Don't Try Harder to Learn Any Language, It Makes Things Difficult: Neuroscientists Say
By Indrani Bhattacharyya | July 23, 2014 12:53 PM EST
The structure of the brain is known to play an important role when it comes to learning language; there is a specific period when one has the maximum skills to pick up languages which is thought to get over by adolescence.
Earthquake survivors attend a class in an open-air school in the earthquake-devastated city of Muzaffarabad, Pakistan, November 25, 2005.
In this study, a team of neuroscientists and psychologists led by Amy Finn, at MIT's McGovern Institute for Brain Research, observed that the harder an adult makes an attempt to learn a new language, the worse they perform.
"We found that effort helps you in most situations, for things like figuring out what the units of language that you need to know are, and basic ordering of elements. But when trying to learn morphology, at least in this artificial language we created, it's actually worse when you try," Finn says.
The findings got published in the July 21 issue of PLOS ONE.
Children always do better than adults in learning language, the report suggests.
In the experimental set up, nine nonsense words were included, each with two syllables. Every word fell into one of three categories (A, B, and C), defined by the order of consonant and vowel sounds.
At first, the participants were asked to listen to the artificial language for 10 minutes. One group was requested not to overanalyse whereas the other group was told to try to identify the words.

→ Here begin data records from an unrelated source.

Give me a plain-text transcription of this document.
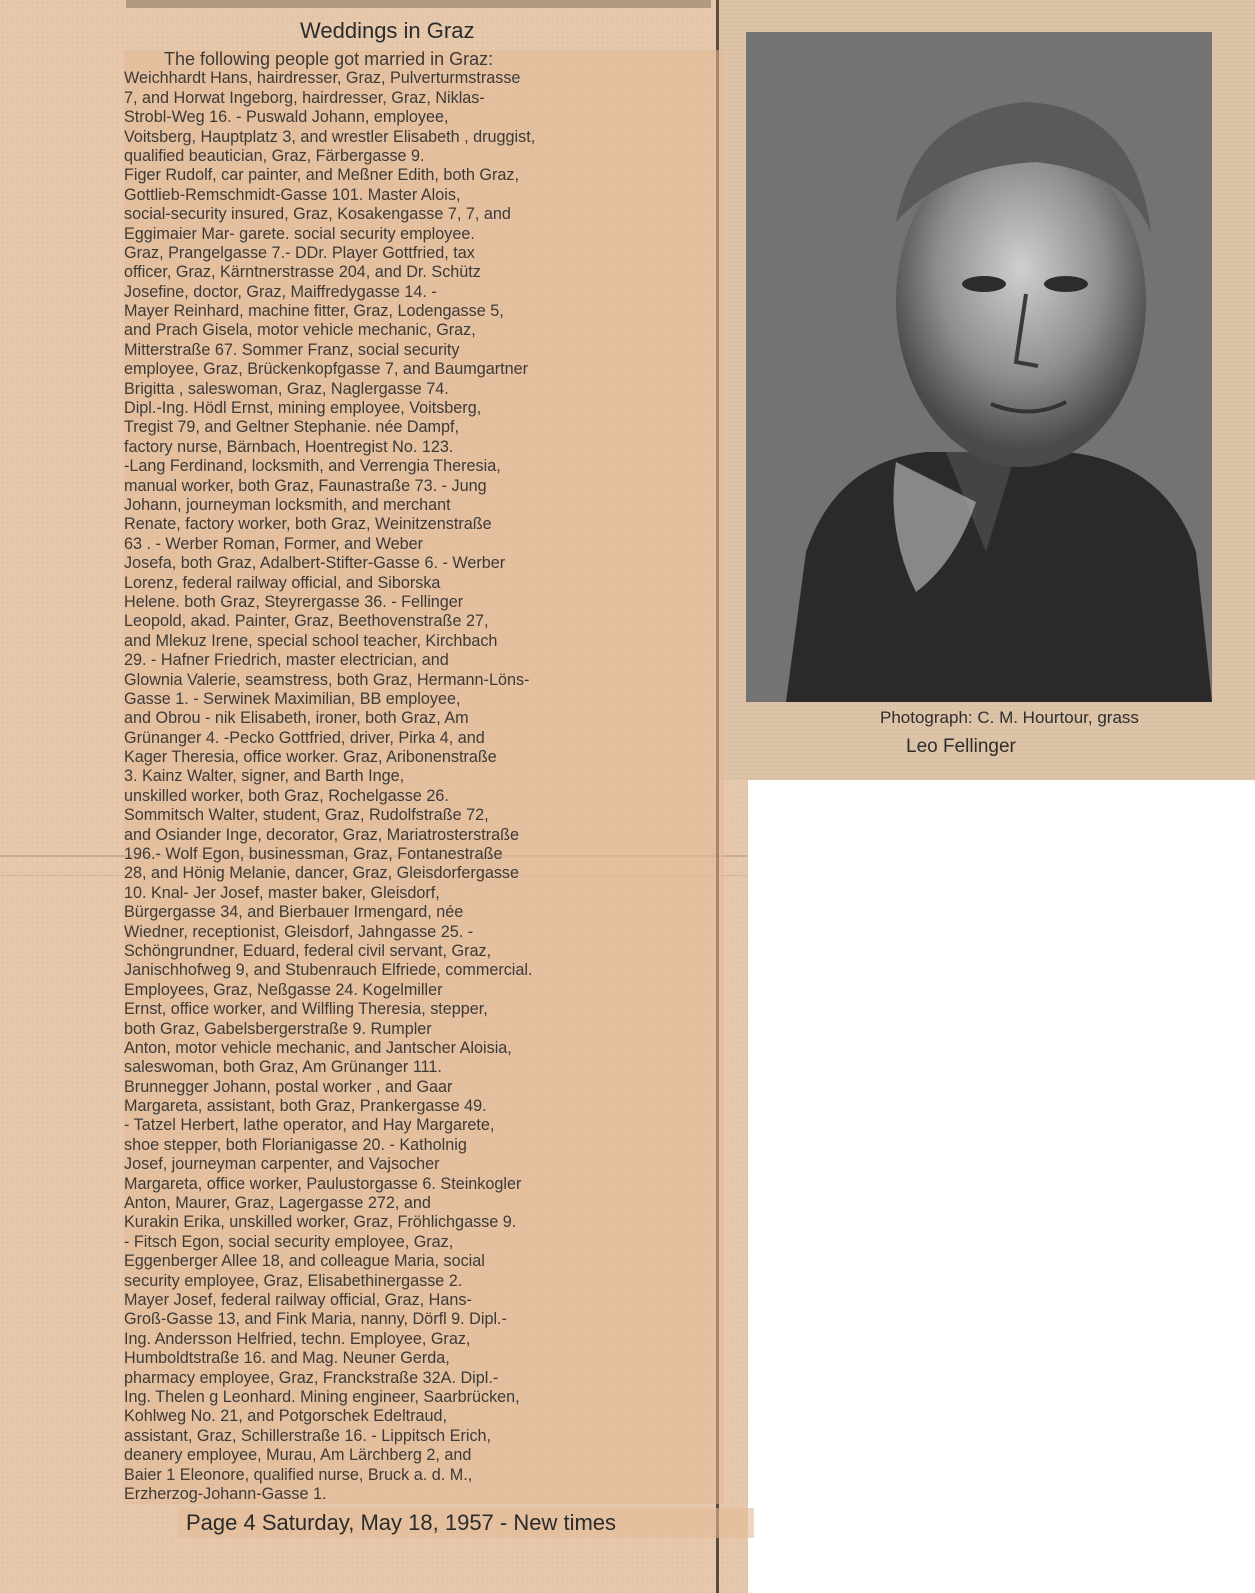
Weddings in Graz
The following people got married in Graz:
Weichhardt Hans, hairdresser, Graz, Pulverturmstrasse
7, and Horwat Ingeborg, hairdresser, Graz, Niklas-
Strobl-Weg 16. - Puswald Johann, employee,
Voitsberg, Hauptplatz 3, and wrestler Elisabeth , druggist,
qualified beautician, Graz, Färbergasse 9.
Figer Rudolf, car painter, and Meßner Edith, both Graz,
Gottlieb-Remschmidt-Gasse 101. Master Alois,
social-security insured, Graz, Kosakengasse 7, 7, and
Eggimaier Mar- garete. social security employee.
Graz, Prangelgasse 7.- DDr. Player Gottfried, tax
officer, Graz, Kärntnerstrasse 204, and Dr. Schütz
Josefine, doctor, Graz, Maiffredygasse 14. -
Mayer Reinhard, machine fitter, Graz, Lodengasse 5,
and Prach Gisela, motor vehicle mechanic, Graz,
Mitterstraße 67. Sommer Franz, social security
employee, Graz, Brückenkopfgasse 7, and Baumgartner
Brigitta , saleswoman, Graz, Naglergasse 74.
Dipl.-Ing. Hödl Ernst, mining employee, Voitsberg,
Tregist 79, and Geltner Stephanie. née Dampf,
factory nurse, Bärnbach, Hoentregist No. 123.
-Lang Ferdinand, locksmith, and Verrengia Theresia,
manual worker, both Graz, Faunastraße 73. - Jung
Johann, journeyman locksmith, and merchant
Renate, factory worker, both Graz, Weinitzenstraße
63 . - Werber Roman, Former, and Weber
Josefa, both Graz, Adalbert-Stifter-Gasse 6. - Werber
Lorenz, federal railway official, and Siborska
Helene. both Graz, Steyrergasse 36. - Fellinger
Leopold, akad. Painter, Graz, Beethovenstraße 27,
and Mlekuz Irene, special school teacher, Kirchbach
29. - Hafner Friedrich, master electrician, and
Glownia Valerie, seamstress, both Graz, Hermann-Löns-
Gasse 1. - Serwinek Maximilian, BB employee,
and Obrou - nik Elisabeth, ironer, both Graz, Am
Grünanger 4. -Pecko Gottfried, driver, Pirka 4, and
Kager Theresia, office worker. Graz, Aribonenstraße
3. Kainz Walter, signer, and Barth Inge,
unskilled worker, both Graz, Rochelgasse 26.
Sommitsch Walter, student, Graz, Rudolfstraße 72,
and Osiander Inge, decorator, Graz, Mariatrosterstraße
196.- Wolf Egon, businessman, Graz, Fontanestraße
28, and Hönig Melanie, dancer, Graz, Gleisdorfergasse
10. Knal- Jer Josef, master baker, Gleisdorf,
Bürgergasse 34, and Bierbauer Irmengard, née
Wiedner, receptionist, Gleisdorf, Jahngasse 25. -
Schöngrundner, Eduard, federal civil servant, Graz,
Janischhofweg 9, and Stubenrauch Elfriede, commercial.
Employees, Graz, Neßgasse 24. Kogelmiller
Ernst, office worker, and Wilfling Theresia, stepper,
both Graz, Gabelsbergerstraße 9. Rumpler
Anton, motor vehicle mechanic, and Jantscher Aloisia,
saleswoman, both Graz, Am Grünanger 111.
Brunnegger Johann, postal worker , and Gaar
Margareta, assistant, both Graz, Prankergasse 49.
- Tatzel Herbert, lathe operator, and Hay Margarete,
shoe stepper, both Florianigasse 20. - Katholnig
Josef, journeyman carpenter, and Vajsocher
Margareta, office worker, Paulustorgasse 6. Steinkogler
Anton, Maurer, Graz, Lagergasse 272, and
Kurakin Erika, unskilled worker, Graz, Fröhlichgasse 9.
- Fitsch Egon, social security employee, Graz,
Eggenberger Allee 18, and colleague Maria, social
security employee, Graz, Elisabethinergasse 2.
Mayer Josef, federal railway official, Graz, Hans-
Groß-Gasse 13, and Fink Maria, nanny, Dörfl 9. Dipl.-
Ing. Andersson Helfried, techn. Employee, Graz,
Humboldtstraße 16. and Mag. Neuner Gerda,
pharmacy employee, Graz, Franckstraße 32A. Dipl.-
Ing. Thelen g Leonhard. Mining engineer, Saarbrücken,
Kohlweg No. 21, and Potgorschek Edeltraud,
assistant, Graz, Schillerstraße 16. - Lippitsch Erich,
deanery employee, Murau, Am Lärchberg 2, and
Baier 1 Eleonore, qualified nurse, Bruck a. d. M.,
Erzherzog-Johann-Gasse 1.
Page 4 Saturday, May 18, 1957 - New times
Photograph: C. M. Hourtour, grass
Leo Fellinger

It was found that each group heard the same recording.
Both groups were good at word segmentation, even though the group that tried harder did a bit better.
Finally they were asked to judge if the new word was in the correct location and it was observed that the participants who were asked to pay closer attention to the original word stream performed much worse than those who had listened more passively.
"It's likely to be the procedural memory system that's really important for learning these difficult morphological aspects of language. In fact, when you use the declarative memory system, it doesn't help you, it harms you," Finn says.
Future investigations are required to know if it is possible for the adults to overcome this language-learning obstacle.